Sanrısal bilinç olgusu, zihinsel süreçlerinin "içinde oturan" bir kişide tamamen bilinçli olmayan bir dünya görüşünün ve "evrensel" anlamın oluşma sürecinin tezahürlerinden biridir. Bu durumu kontrol etmek zordur, ancak hastadan farklı olarak böyle bir görev için gerekli bilince sahip olan gözlemciye mantıksal akıl yürütme veya basit sosyal entegrasyon yöntemleriyle kolayca ortadan kaldırılabilir gibi görünse de. Aslında günümüzde psikiyatrinin temel sorunlarından biri olan “delirenin kendisinin” doğrudan katılımı olmadan üstesinden gelinmesi ya da düzeltilmesi son derece zordur. Sanrı sonrası durumların semptomları bizden önce özetlenmiştir, genellikle
Sanrısal bilinç, hastalığın gelişiminde, kişinin belirli olayların veya olayların özel bir öneme sahip olduğuna dair inancıyla kendini gösteren bir aşamadır. Bu aşamada, hasta bu fenomenlere abartılı ve hatta fantastik bir önem atfedebilir ve çoğu zaman bunları daha yüksek bir gücün veya ilahi müdahalenin işaretleri olarak algılayabilir.

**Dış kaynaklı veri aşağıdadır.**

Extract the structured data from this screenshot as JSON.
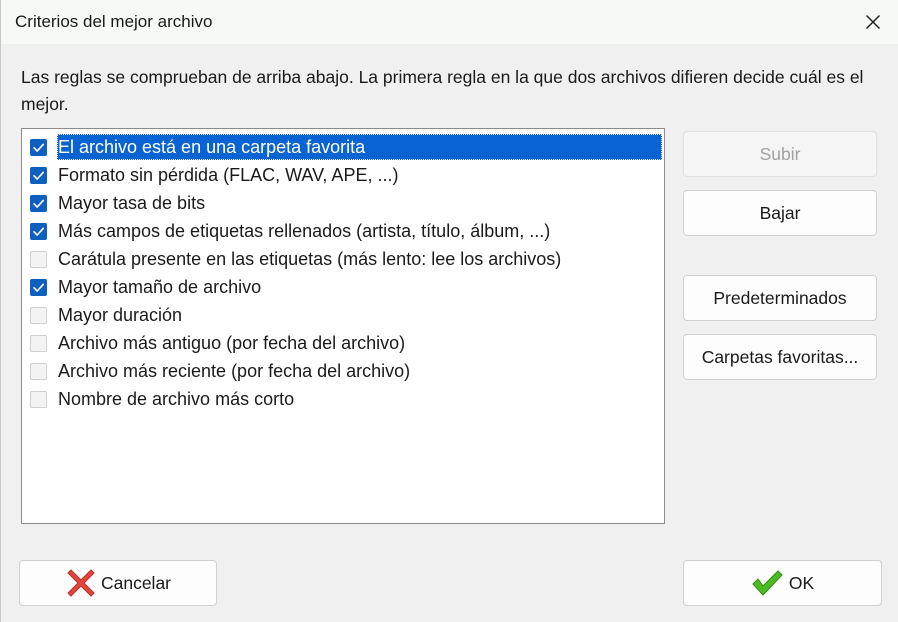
{
  "window": {
    "title": "Criterios del mejor archivo"
  },
  "description": "Las reglas se comprueban de arriba abajo. La primera regla en la que dos archivos difieren decide cuál es el mejor.",
  "rules": [
    {
      "label": "El archivo está en una carpeta favorita",
      "checked": true,
      "selected": true
    },
    {
      "label": "Formato sin pérdida (FLAC, WAV, APE, ...)",
      "checked": true,
      "selected": false
    },
    {
      "label": "Mayor tasa de bits",
      "checked": true,
      "selected": false
    },
    {
      "label": "Más campos de etiquetas rellenados (artista, título, álbum, ...)",
      "checked": true,
      "selected": false
    },
    {
      "label": "Carátula presente en las etiquetas (más lento: lee los archivos)",
      "checked": false,
      "selected": false
    },
    {
      "label": "Mayor tamaño de archivo",
      "checked": true,
      "selected": false
    },
    {
      "label": "Mayor duración",
      "checked": false,
      "selected": false
    },
    {
      "label": "Archivo más antiguo (por fecha del archivo)",
      "checked": false,
      "selected": false
    },
    {
      "label": "Archivo más reciente (por fecha del archivo)",
      "checked": false,
      "selected": false
    },
    {
      "label": "Nombre de archivo más corto",
      "checked": false,
      "selected": false
    }
  ],
  "buttons": {
    "up": "Subir",
    "down": "Bajar",
    "defaults": "Predeterminados",
    "favorite_folders": "Carpetas favoritas...",
    "cancel": "Cancelar",
    "ok": "OK"
  },
  "colors": {
    "selection": "#0a63d2",
    "checkbox_on": "#0f5fc0",
    "cancel_icon": "#e0463c",
    "ok_icon": "#3fae1e"
  }
}
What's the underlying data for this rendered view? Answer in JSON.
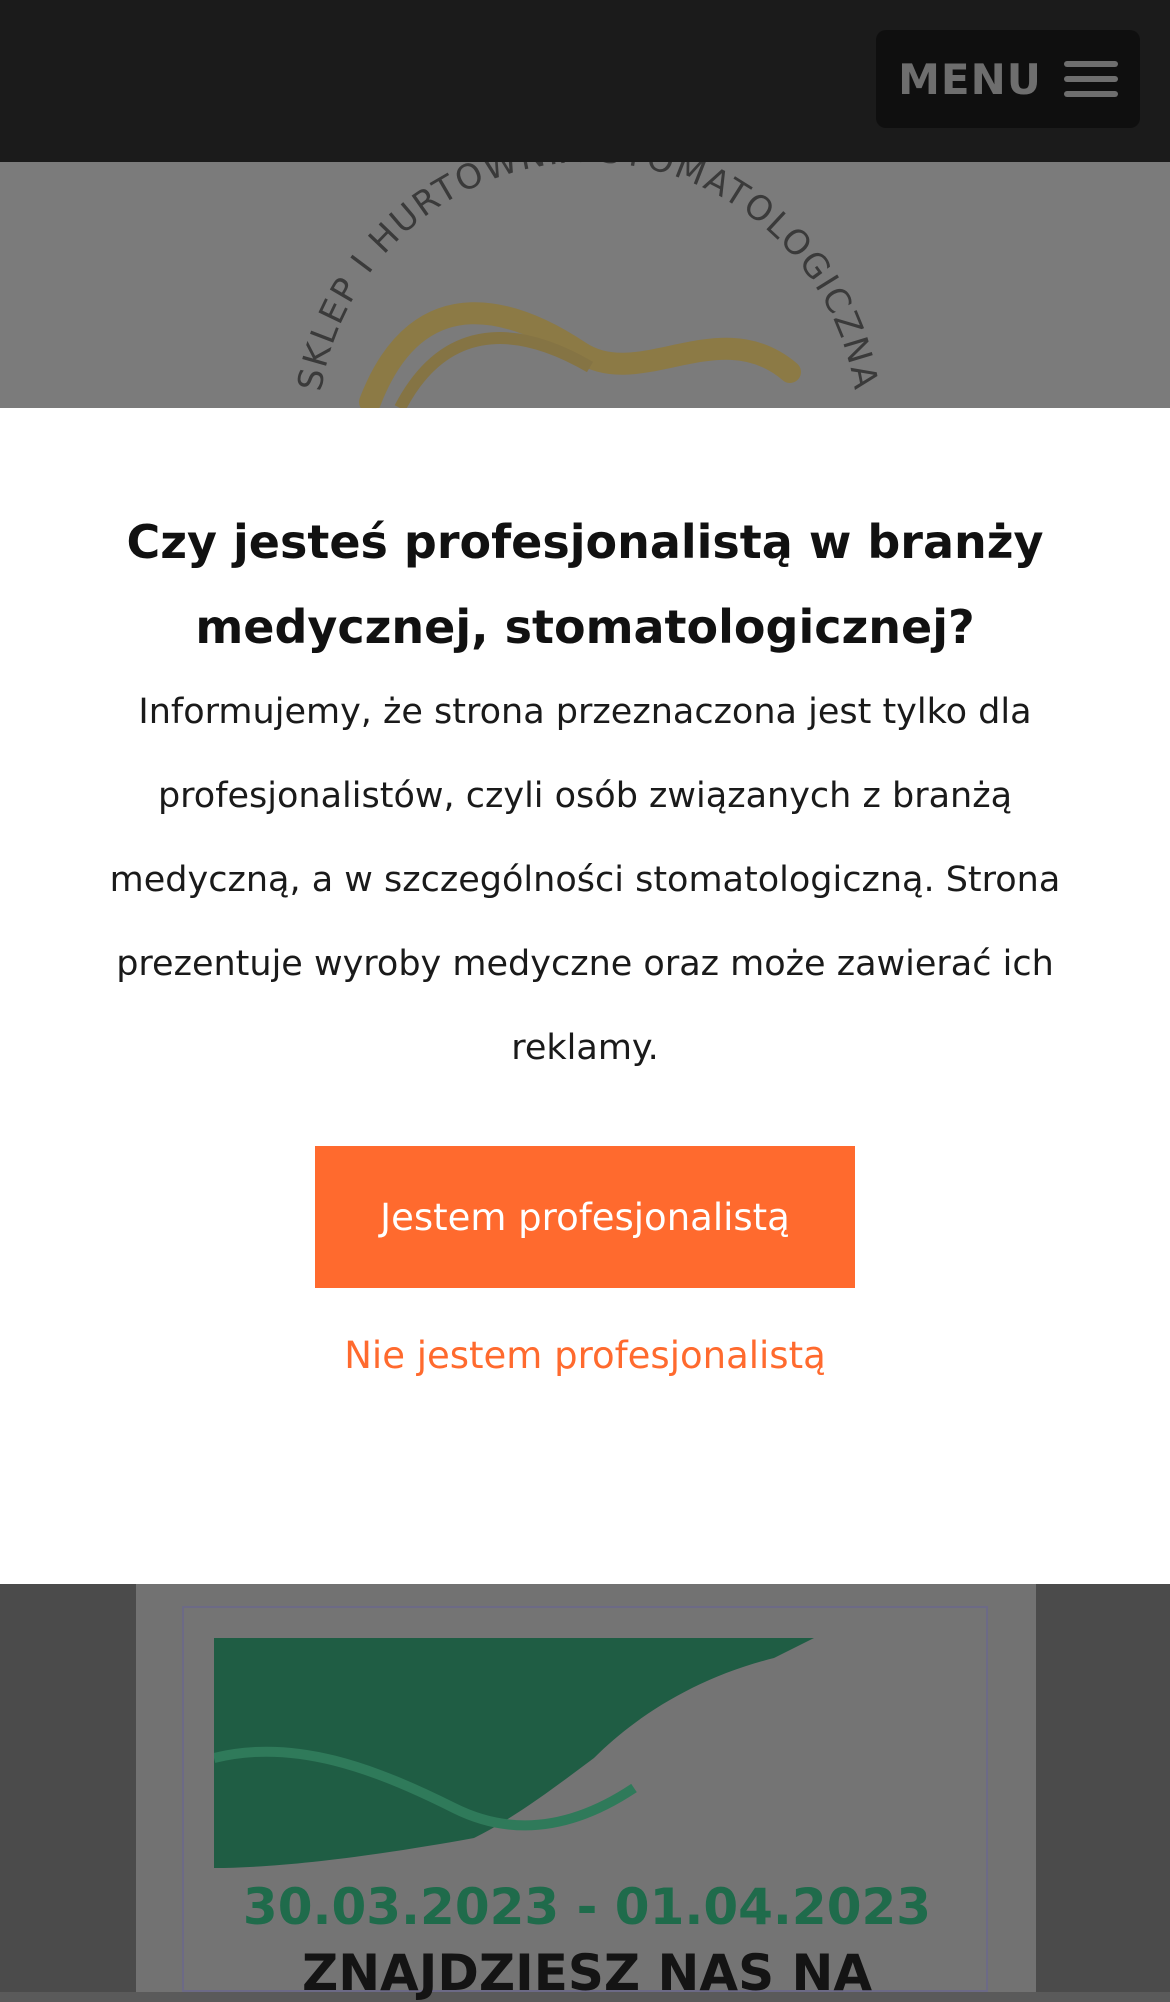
{
  "header": {
    "menu_label": "MENU"
  },
  "logo": {
    "arc_text": "SKLEP I HURTOWNIA STOMATOLOGICZNA"
  },
  "modal": {
    "title": "Czy jesteś profesjonalistą w branży medycznej, stomatologicznej?",
    "body": "Informujemy, że strona przeznaczona jest tylko dla profesjonalistów, czyli osób związanych z branżą medyczną, a w szczególności stomatologiczną. Strona prezentuje wyroby medyczne oraz może zawierać ich reklamy.",
    "accept_label": "Jestem profesjonalistą",
    "decline_label": "Nie jestem profesjonalistą"
  },
  "banner": {
    "dates": "30.03.2023 - 01.04.2023",
    "find_us": "ZNAJDZIESZ NAS NA"
  },
  "colors": {
    "accent": "#ff6a2e",
    "header_bg": "#1b1b1b",
    "banner_green": "#1f6b4b"
  }
}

Sanrısal bilincin belirtileri aşağıdakileri içerebilir:
1. Görkemlilik – ayrıcalık ve büyüklük arzusu. Hasta kendisinin özel, benzersiz veya seçilmiş olduğuna inanabilir. 2. Halüsinasyonlar - kişinin gerçeklik sandığı görüntüler veya sesler. Çeşitli türden sesler, görüntüler ve duyumlar olarak tezahür edebilirler. 3. Düzensizlik - düşünceler ve eylemler arasındaki mantıksal bağlantının ihlali, her şeyin bazı saçma ifadelere indirgendiği bir durum. 4. Kendini kaptırma - Hastalar sanrısal bir fikre tamamen kapılırlar ve etraflarındaki gerçekliği görmezden gelme eğilimindedirler. Bu genellikle kendini soyutlamaya ve toplumdan soyutlanmaya yol açar. 5. Bakım ihtiyacı: Hastalar huzurlarını ve sanrısal fikirlerini sürdürebilmek için başkalarının ilgisine ve katılımına ihtiyaç duyarlar. Terk edilmiş hissettiklerinde hayal kırıklıkları ve acıları çarpıcı biçimde artar. 6. Sinirlilik - eleştiriye karşı artan hassasiyet veya sanrısal bir teoriyle anlaşmazlık. Bu, saldırgan davranışlara veya şiddete yol açabilir. 7. Hipomanik davranış - Hastanın manik bir durumunda, morali yüksek olduğunda ortaya çıkar, iyimserlik, etkilenebilir güç ve aktivite gösterir. Bu aşama yerini üzüntü, umutsuzluk ve çaresizlik duygularına bırakabilir.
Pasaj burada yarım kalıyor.